On the other side is Davis, and much of the appeal of Ross’s book is how he pits the hard-working Davis against this assortment of murderers and racketeers. It is an unequal battle for the reader’s sympathy. Ross measures this tough, brave boxer against sadistic hoods for whom life was not so much cheap as meaningless. Some of them were good to their mothers, charitable and occasionally even stood up for a community (like, for example, when Davis’s brother convinced Lepke to sponsor a benefit for Rosenblatt, after the great cantor lost his money making poor investments). Yet they were social misfits who were willing to do anything they were asked to do just to make their dollar. Davis, on the other hand, is a mensch, and there is something painfully genuine about him.

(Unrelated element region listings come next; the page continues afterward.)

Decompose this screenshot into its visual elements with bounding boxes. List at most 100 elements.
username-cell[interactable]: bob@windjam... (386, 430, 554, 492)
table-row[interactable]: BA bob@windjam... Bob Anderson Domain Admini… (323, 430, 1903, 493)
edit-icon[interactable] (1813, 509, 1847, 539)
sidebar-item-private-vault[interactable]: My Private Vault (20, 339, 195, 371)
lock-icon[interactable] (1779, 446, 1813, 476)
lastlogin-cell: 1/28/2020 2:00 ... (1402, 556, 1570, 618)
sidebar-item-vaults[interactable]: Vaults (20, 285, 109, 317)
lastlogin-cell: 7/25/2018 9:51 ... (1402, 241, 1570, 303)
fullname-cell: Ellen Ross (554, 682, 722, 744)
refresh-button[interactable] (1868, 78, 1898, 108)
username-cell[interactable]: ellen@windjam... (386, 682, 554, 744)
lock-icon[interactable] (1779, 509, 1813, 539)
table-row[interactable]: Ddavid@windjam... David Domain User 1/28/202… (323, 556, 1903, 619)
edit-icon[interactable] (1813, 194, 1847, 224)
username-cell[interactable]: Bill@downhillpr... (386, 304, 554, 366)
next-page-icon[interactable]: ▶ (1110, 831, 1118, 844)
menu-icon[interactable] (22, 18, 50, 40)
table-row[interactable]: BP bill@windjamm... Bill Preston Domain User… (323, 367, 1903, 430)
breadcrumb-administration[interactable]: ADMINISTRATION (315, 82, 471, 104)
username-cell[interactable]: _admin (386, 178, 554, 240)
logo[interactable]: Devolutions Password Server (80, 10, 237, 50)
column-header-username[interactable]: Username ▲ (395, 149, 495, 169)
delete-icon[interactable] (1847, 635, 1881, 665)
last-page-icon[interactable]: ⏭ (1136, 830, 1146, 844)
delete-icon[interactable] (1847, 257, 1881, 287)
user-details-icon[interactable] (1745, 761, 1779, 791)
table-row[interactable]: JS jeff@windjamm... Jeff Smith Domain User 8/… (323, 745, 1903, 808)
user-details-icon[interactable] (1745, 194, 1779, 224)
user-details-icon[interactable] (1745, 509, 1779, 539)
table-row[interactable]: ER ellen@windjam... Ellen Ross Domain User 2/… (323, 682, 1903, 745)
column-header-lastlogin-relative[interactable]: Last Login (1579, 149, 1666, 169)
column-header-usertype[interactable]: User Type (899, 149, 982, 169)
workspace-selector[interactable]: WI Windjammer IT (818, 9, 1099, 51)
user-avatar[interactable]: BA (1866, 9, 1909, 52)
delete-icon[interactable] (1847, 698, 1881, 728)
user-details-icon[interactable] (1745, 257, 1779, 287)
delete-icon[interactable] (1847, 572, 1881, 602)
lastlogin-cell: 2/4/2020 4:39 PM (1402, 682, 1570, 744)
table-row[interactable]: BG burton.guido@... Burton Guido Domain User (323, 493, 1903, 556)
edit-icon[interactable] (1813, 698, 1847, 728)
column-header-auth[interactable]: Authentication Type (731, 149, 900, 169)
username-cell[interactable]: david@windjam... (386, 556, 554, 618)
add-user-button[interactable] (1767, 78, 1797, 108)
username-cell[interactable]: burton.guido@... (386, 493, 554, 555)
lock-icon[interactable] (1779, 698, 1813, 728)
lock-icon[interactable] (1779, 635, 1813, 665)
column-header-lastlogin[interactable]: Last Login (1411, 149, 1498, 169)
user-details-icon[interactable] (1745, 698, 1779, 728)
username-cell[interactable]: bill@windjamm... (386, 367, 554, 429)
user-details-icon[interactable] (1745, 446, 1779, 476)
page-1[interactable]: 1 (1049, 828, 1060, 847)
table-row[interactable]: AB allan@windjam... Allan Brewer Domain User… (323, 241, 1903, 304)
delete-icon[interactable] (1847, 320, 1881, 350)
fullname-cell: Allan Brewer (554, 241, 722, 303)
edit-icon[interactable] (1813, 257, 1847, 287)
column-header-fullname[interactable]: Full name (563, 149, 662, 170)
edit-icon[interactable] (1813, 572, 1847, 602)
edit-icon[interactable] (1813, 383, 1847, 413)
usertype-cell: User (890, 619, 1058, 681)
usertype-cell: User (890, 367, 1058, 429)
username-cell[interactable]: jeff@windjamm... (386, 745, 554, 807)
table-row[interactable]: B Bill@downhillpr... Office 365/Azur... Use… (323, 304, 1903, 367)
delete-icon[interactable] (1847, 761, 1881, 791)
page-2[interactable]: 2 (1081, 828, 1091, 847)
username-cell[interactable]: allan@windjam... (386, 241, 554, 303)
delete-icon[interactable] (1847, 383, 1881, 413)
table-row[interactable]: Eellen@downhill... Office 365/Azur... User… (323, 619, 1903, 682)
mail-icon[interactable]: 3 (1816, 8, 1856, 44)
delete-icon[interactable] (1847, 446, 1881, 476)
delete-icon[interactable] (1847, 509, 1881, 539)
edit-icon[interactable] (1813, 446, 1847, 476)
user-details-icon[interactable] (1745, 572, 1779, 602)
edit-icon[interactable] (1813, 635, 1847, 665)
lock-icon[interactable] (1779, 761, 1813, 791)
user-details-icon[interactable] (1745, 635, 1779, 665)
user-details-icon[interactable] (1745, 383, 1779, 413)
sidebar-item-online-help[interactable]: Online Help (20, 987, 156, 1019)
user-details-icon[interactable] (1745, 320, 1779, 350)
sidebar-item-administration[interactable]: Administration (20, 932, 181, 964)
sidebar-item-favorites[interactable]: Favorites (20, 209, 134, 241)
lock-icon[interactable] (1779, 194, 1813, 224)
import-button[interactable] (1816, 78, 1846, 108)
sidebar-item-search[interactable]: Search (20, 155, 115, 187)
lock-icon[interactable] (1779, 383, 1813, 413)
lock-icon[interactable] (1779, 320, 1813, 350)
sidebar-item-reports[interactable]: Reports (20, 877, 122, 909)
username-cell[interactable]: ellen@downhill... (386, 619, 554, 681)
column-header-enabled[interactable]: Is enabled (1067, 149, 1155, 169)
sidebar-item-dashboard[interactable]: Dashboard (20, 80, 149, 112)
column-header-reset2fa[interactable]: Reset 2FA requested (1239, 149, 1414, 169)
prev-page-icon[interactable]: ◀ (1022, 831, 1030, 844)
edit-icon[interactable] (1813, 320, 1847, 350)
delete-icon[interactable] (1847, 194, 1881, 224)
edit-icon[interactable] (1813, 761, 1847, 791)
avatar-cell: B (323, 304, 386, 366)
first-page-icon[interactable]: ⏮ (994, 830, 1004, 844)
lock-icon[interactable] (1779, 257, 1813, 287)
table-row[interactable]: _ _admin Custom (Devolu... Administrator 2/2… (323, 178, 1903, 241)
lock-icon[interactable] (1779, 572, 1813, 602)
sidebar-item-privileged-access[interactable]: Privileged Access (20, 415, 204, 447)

Ross’s portrait of the dedicated, hard-working boxer keeps his book from becoming another example of the spaghetti and meatballs — or bagels and lox — toughness that is no more than ersatz ethnic sentimentality. Despite a ponderous title, Ross has given us a good read, one that is a knowledgeable evocation of the Jews who became bulvons and boxers rather than doctors and lawyers.

Leonard Kriegel’s last book was the memoir “Flying Solo: Reimagining Manhood, Courage, and Loss” (Beacon Press, 1998).